- Episode no.: Season 9 Episode 7
- Directed by: Chris Bennett
- Written by: Murray Miller
- Production code: 7AJN04
- Original air date: December 23, 2012

Guest appearance
- Will Forte as Firefighter Henry Watkins

Episode chronology
| ← Previous "Adventures in Hayleysitting" | Next → "Finger Lenting Good" |
- American Dad! season 9

= National Treasure 4: Baby Franny: She's Doing Well: The Hole Story =

"National Treasure 4: Baby Franny: She's Doing Well: The Hole Story" is the seventh episode of the ninth season and the 140th overall episode of the animated comedy series American Dad!. It aired on Fox in the United States on December 23, 2012, and is written by Murray Miller and directed by Chris Bennett.

In the episode, when Greg and Terry's new talk show does a news story on the 35th anniversary of the rescue of "Baby Franny", Francine begins to feel guilty over wasting her life while the fireman who rescued her from a well died in her place. Meanwhile, Stan and Roger team up with Toshi's dad Mr. Hideki Yoshida to invent and market sexy shoes for male strippers. However, the deal sours when Hideki double-crosses Stan and Roger and keeps all the royalties for their creation to himself.

==Plot==
Francine is in a perky mood until Greg and Terry feature her in a story of "baby Franny", a toddler that fell into a well and was rescued. Francine cuts off the broadcast and makes it clear that she wants no part of the past. As Greg and Terry try to get her on their show, Hayley and Steve plot to get her on the show. They take her to the studio to tell her story and surprise her to her dismay. It is revealed Henry Watkins, the firefighter that rescued her had died in the attempt, leaving behind a family and leaving Francine in the spotlight as she has a nervous breakdown, leaving Steve to get her off of the stage. Back home, Francine feels guilty because the firefighter gave his life for her and she feels that she did nothing with her life and that having a family is not good enough. She struggles to find something to prove she did something with her life and reveals that she is really good at math.

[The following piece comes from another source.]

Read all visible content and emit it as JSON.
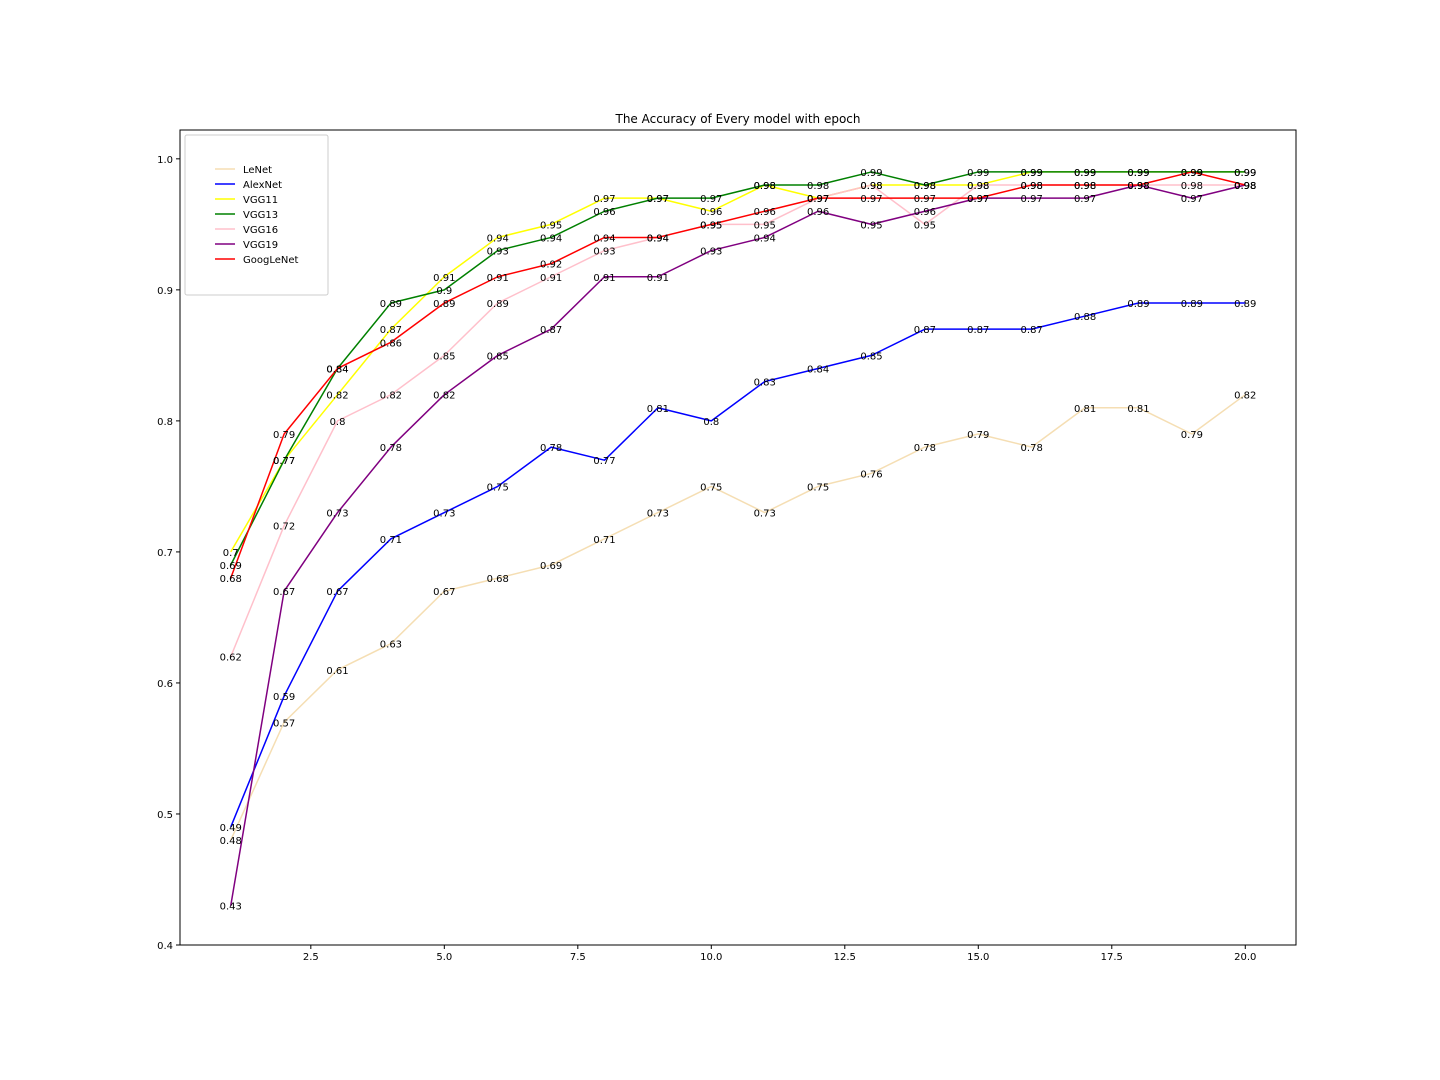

Steve gets her to try to solve a previously unsolvable math problem. Thinking she arrived at a solution, she finds she has the wrong answer. As she returns home she has to face that she still hasn't done anything. At a big media event honoring her, she struggles to come up with an idea and escapes into the same well she fell into as a toddler where she finds Henry is still alive. As Francine rejoices that Henry is alive, she climbs out and tells everyone that Henry is still alive and pulls him out. To everyone's horror, Henry reacts to his former wife by biting her nose off and spitting it in his son's face. Henry wants to return but Francine vows to help him adjust to life again. Francine takes him to get him cleaned up and introduces him to Klaus.

In the middle of the night, Francine hears a scream and finds Henry tried to have sex with Klaus. He leaps out the window to return to his well. Following him, Francine tells him how she feels she wasted the chance at life he gave her, but he admits that she doesn't have to do anything great and that he is the one who decided to give his life for her. All he asks in return is for her to have a happy life and give him pictures of her breasts. As she agrees and continues to do so for the rest of her life, she is unaware that Henry died jumping back into his well.

Meanwhile, as Roger returns from a date with a man, he runs into Stan coming out of the bathroom in his underwear and dress shoes and they get an idea for a big entrepreneurial opportunity of male stripper shoes. They work on a design and decide to seek start-up capital from Toshi's father. Taking their product to Mr. Yoshida, he writes them a check on the condition that they kill his wife. As they spy on Mrs. Yoshida, Stan can't go through with it. As they spot a truck passing with their shoe advertisement, they find Yoshida stole their idea.

==Production==
The episode "Minstrel Krampus" was scheduled to air on December 16, 2012, but was replaced by a repeat of "Wheels & the Legman and the Case of Grandpa's Key" out of sensitivity for the Sandy Hook Elementary School shooting. To compensate for this, the episode "National Treasure 4: Baby Franny: She's Doing Well: The Hole Story" was aired on December 23, 2012.

==Reception==
Kevin McFarland of The A.V. Club gave the episode a B, saying "It’s a pity that the annual American Dad off-the-wall Christmas episode got bumped this year, but in light of how this show’s particular tradition has skewed toward violence, it’s not that unexpected. So instead of perhaps the most-anticipated American Dad episode of the year, we get a surprisingly introspective Francine-centric episode that didn't blow the doors off, but is a solid final outing for the show in 2012." The episode was watched by a total of 4.21 million people, this made it the third most watched show on Animation Domination that night, beating a repeat of The Simpsons but losing to Family Guy and another repeat of The Simpsons with 5.54 million.